Refinish: Paint a part or assembly to match the original color.
Remove/install: Remove a part or assembly, set it aside and reinstall it later.
Remove/replace: Remove a part or assembly and replace with a different one.
Add’l labor OP: Additional repair operations required for the repair of your vehicle such as applying clear coat as required by certain year, make and models.
Sublet: Repair operation that may be completed by someone other than the body shop, but on behalf of the body shop.
- 6. Line item description
This column lists each part of your vehicle that will be addressed during the repair.
- 7. Part type/part number
This column lists the type of part and/or the part number to be used in the repair. Some common part types you’ll see are:
NEW and OEM or part number displayed: These are new, original equipment manufacturer parts.
A/M certified: These are new, certified non-original equipment manufacturer replacement parts.
A/M: These are new, non-original equipment manufacturer replacement parts.
Recycled: These are used OEM parts.
Remanufactured, reconditioned, or recore: These are recycled OEM parts that have been rebuilt or refurbished.
OEM surplus: These are new OEM parts that are excess inventory from the Original Equipment Manufacturer.
Recovered OE: These are parts that are removed from a new vehicle for various reasons.
- 8. Estimate totals
Lists a breakdown of all labor and parts costs.

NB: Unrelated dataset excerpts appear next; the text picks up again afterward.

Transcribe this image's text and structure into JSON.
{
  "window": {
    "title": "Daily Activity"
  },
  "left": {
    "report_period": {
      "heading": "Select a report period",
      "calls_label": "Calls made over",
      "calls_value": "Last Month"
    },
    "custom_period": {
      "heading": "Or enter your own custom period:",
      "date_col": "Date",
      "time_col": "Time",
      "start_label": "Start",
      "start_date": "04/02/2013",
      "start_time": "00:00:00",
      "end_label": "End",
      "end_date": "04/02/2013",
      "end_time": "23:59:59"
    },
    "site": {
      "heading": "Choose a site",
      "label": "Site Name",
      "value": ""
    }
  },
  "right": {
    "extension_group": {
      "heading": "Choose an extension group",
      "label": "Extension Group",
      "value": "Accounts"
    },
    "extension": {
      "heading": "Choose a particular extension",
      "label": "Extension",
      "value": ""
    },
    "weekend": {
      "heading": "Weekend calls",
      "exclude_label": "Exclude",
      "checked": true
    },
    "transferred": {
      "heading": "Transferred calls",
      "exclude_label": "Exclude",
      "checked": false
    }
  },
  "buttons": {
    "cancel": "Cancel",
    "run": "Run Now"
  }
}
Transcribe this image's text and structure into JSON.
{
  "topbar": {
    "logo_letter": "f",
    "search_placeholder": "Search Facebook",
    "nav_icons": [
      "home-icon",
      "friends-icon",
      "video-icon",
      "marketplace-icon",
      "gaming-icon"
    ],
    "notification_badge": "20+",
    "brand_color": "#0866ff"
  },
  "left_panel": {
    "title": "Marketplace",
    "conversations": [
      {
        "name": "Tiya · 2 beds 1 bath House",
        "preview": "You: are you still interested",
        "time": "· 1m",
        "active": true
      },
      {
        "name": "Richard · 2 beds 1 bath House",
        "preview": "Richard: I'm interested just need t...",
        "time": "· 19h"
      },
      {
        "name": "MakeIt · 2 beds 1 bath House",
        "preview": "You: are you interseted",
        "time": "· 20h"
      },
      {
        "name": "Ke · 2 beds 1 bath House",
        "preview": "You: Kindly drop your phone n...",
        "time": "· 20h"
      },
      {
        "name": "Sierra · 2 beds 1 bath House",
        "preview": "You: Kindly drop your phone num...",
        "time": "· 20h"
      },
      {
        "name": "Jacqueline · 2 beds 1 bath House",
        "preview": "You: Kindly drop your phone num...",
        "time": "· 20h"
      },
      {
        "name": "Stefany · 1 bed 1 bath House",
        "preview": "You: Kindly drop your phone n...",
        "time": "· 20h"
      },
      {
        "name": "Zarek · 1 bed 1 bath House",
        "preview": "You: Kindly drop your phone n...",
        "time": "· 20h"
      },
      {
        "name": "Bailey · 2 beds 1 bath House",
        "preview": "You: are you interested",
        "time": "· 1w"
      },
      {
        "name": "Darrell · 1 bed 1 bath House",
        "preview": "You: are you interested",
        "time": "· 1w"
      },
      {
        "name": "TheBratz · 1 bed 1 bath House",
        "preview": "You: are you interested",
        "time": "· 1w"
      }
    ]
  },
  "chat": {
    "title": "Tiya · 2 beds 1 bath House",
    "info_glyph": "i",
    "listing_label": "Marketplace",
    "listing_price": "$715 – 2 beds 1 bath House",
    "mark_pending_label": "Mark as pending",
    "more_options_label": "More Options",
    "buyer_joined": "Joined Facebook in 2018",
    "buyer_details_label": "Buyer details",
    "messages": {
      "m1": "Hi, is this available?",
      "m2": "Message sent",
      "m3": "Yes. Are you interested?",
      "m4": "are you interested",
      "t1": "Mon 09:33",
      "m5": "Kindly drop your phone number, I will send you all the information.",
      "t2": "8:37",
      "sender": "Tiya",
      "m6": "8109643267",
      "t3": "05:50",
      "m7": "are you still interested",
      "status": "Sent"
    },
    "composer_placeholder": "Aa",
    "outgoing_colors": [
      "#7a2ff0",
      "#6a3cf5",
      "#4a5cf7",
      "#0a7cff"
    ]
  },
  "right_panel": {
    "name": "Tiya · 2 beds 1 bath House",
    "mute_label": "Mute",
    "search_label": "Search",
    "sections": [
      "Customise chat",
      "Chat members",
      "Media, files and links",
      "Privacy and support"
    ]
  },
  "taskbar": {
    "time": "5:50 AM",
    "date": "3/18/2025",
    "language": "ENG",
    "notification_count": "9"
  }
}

Labor subtotals: These are the total time/dollar amounts of time each repair operation calculated with the local hourly rate
Part replacement summary: These are the total dollar amounts and sales tax of parts used on your estimate
- 9. Customer responsibility
The cost you may be responsible for.
- 10. Gross total
The estimated total amount it will take to repair your vehicle to pre-loss condition. It’s the portion we pay + the portion you pay.
- 11. Total adjustments
This is the total of any amount you may owe as shown in the customer responsibility portion of the estimate.
- 12. Net total
The amount we’ll pay after any adjustments are subtracted and subject to final determination on coverage and liability.